Ismail gets away to uni with £3000 in the bank
6 November 2018
| Care and Support | Training
The Chalkhill resident has started a degree at the University of Bath, with the help of a new bursary scheme
Ismail Haji is settling into the student routine of lectures, labs and late nights and is “loving it”.
The 18 year-old Metropolitan Thames Valley resident is a few weeks into an undergraduate degree course at the University of Bath, where he’s studying Chemistry with Management.
It’s the first time he’s lived away from his family home in northwest London’s Chalkhill – and it doesn’t come cheap.
“It costs around £130 a week to stay in student halls on campus, so money was always going to be a concern,” he explains. “I could have studied in London, but other universities were better for my course. Plus I wanted to go away – it gives you life experience.”

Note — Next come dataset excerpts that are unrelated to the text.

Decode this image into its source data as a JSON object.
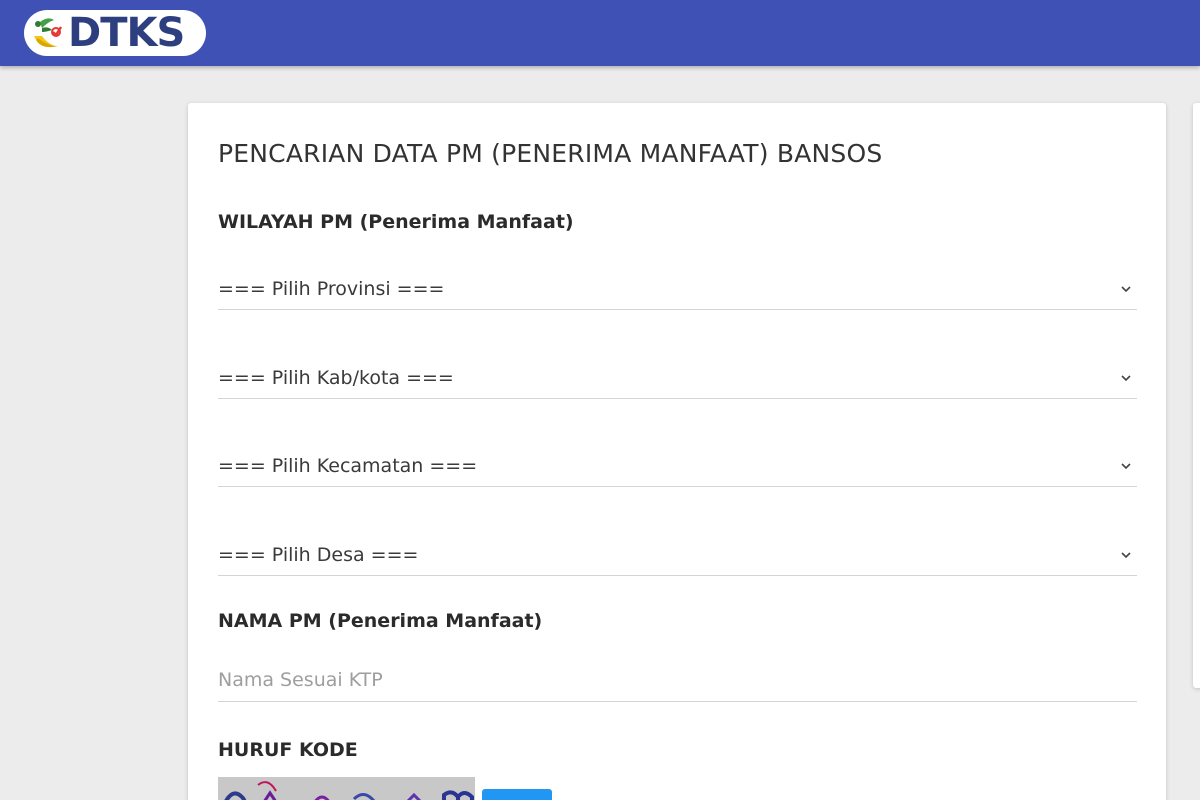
{
  "header": {
    "logo_text": "DTKS",
    "colors": {
      "bar": "#3f51b5",
      "logo_text": "#2e3f80"
    }
  },
  "form": {
    "title": "PENCARIAN DATA PM (PENERIMA MANFAAT) BANSOS",
    "wilayah_label": "WILAYAH PM (Penerima Manfaat)",
    "provinsi_select": "=== Pilih Provinsi ===",
    "kabkota_select": "=== Pilih Kab/kota ===",
    "kecamatan_select": "=== Pilih Kecamatan ===",
    "desa_select": "=== Pilih Desa ===",
    "nama_label": "NAMA PM (Penerima Manfaat)",
    "nama_placeholder": "Nama Sesuai KTP",
    "kode_label": "HURUF KODE"
  },
  "icons": {
    "select_arrow": "chevron-down-icon",
    "logo_mark": "dtks-logo-icon"
  }
}
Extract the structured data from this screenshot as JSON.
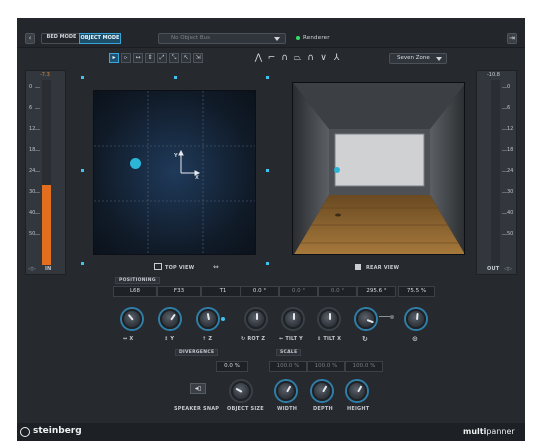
{
  "header": {
    "back_icon": "chevron-left-icon",
    "bed_mode_label": "BED MODE",
    "object_mode_label": "OBJECT MODE",
    "object_bus": {
      "placeholder": "No Object Bus",
      "selected": ""
    },
    "renderer_label": "Renderer",
    "renderer_status_color": "#33dd66",
    "collapse_icon": "panel-toggle-icon"
  },
  "toolbar": {
    "tools": [
      {
        "name": "select-tool",
        "glyph": "▸",
        "active": true
      },
      {
        "name": "select-object-tool",
        "glyph": "▹",
        "active": false
      },
      {
        "name": "move-horizontal-tool",
        "glyph": "↔",
        "active": false
      },
      {
        "name": "move-vertical-tool",
        "glyph": "⇕",
        "active": false
      },
      {
        "name": "move-diagonal-tool",
        "glyph": "⤢",
        "active": false
      },
      {
        "name": "move-diagonal-alt-tool",
        "glyph": "⤡",
        "active": false
      },
      {
        "name": "pointer-tool",
        "glyph": "↖",
        "active": false
      },
      {
        "name": "speaker-tool",
        "glyph": "⇲",
        "active": false
      }
    ],
    "paths": [
      {
        "name": "path-triangle",
        "glyph": "⋀"
      },
      {
        "name": "path-corner",
        "glyph": "⌐"
      },
      {
        "name": "path-arch",
        "glyph": "∩"
      },
      {
        "name": "path-trapezoid",
        "glyph": "⏢"
      },
      {
        "name": "path-round",
        "glyph": "∩"
      },
      {
        "name": "path-v",
        "glyph": "∨"
      },
      {
        "name": "path-lambda",
        "glyph": "⅄"
      }
    ],
    "zone_select": "Seven Zone"
  },
  "meters": {
    "in": {
      "label": "IN",
      "peak": "-7.3",
      "level": 0.43,
      "color": "#e36f1e"
    },
    "out": {
      "label": "OUT",
      "peak": "-10.8",
      "level": 0.0
    },
    "scale": [
      "0",
      "6",
      "12",
      "18",
      "24",
      "30",
      "40",
      "50"
    ]
  },
  "views": {
    "top_view_label": "TOP VIEW",
    "rear_view_label": "REAR VIEW",
    "axis_y": "Y",
    "axis_x": "X",
    "object_color": "#2bb6d8"
  },
  "positioning": {
    "section_label": "POSITIONING",
    "l": "L68",
    "f": "F33",
    "t": "T1",
    "rot_z": "0.0 °",
    "tilt_y": "0.0 °",
    "tilt_x": "0.0 °",
    "rotation": "295.6 °",
    "level": "75.5 %"
  },
  "knob_labels": {
    "x": "X",
    "y": "Y",
    "z": "Z",
    "rot_z": "ROT Z",
    "tilt_y": "TILT Y",
    "tilt_x": "TILT X"
  },
  "divergence": {
    "label": "DIVERGENCE",
    "value": "0.0 %"
  },
  "scale": {
    "label": "SCALE",
    "width": "100.0 %",
    "depth": "100.0 %",
    "height": "100.0 %"
  },
  "bottom_labels": {
    "speaker_snap": "SPEAKER SNAP",
    "object_size": "OBJECT SIZE",
    "width": "WIDTH",
    "depth": "DEPTH",
    "height": "HEIGHT"
  },
  "footer": {
    "brand": "steinberg",
    "product_bold": "multi",
    "product_rest": "panner"
  }
}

Luckily, his bank balance has been boosted by a new bursary from the Chalkhill Community Trust Fund (CCTF).
Ismail is one of two recipients of the award this year – the other is taking Physics at University College London. Up to five bursaries of £9000 over three years will be awarded by the CCTF to 18-25 year-olds living in Chalkhill and starting their first degree or further education qualification.
“We launched the higher education fund bursary scheme as we believe greater focus should be placed on the needs of the young residents in the community,” says Juliana Bell, CCTF trustee and MTVH programme delivery manager of the Migration Foundation.
“Since the launch earlier this year, we have awarded two bursaries and we hope that we will receive more eligible applications for the next academic year as more young people get to hear about the scheme.”
The £1.4m trust fund was released in 2000 by the sale of land to a supermarket as part of the regeneration of Chalkhill and later supplemented by the sale of a training centre, initially used during the physical rebuilding of the area.
It is used to fund sporting, wellbeing and educational projects in the local community under the jurisdiction of two MTVH, two Brent Council and two resident representative trustees.
Ismail’s mother encouraged him to apply. “I’m glad she did,” he says. “It was easy to do. My family always wanted me to go to a top uni and I was lucky to have their support. I hope my younger brother and sister follow in my footsteps.”
And if the bursary didn’t change his plans, it did smooth the path.
“I had calculated how much I would need each week, just to cover my living costs, and the only way I would have been able to afford it was by getting a part-time job,” he explains. The bursary means I won’t have to do this and I will be able to concentrate more on my studies.
“Without the bursary, I would be constantly struggling. It’s a burden off my chest.”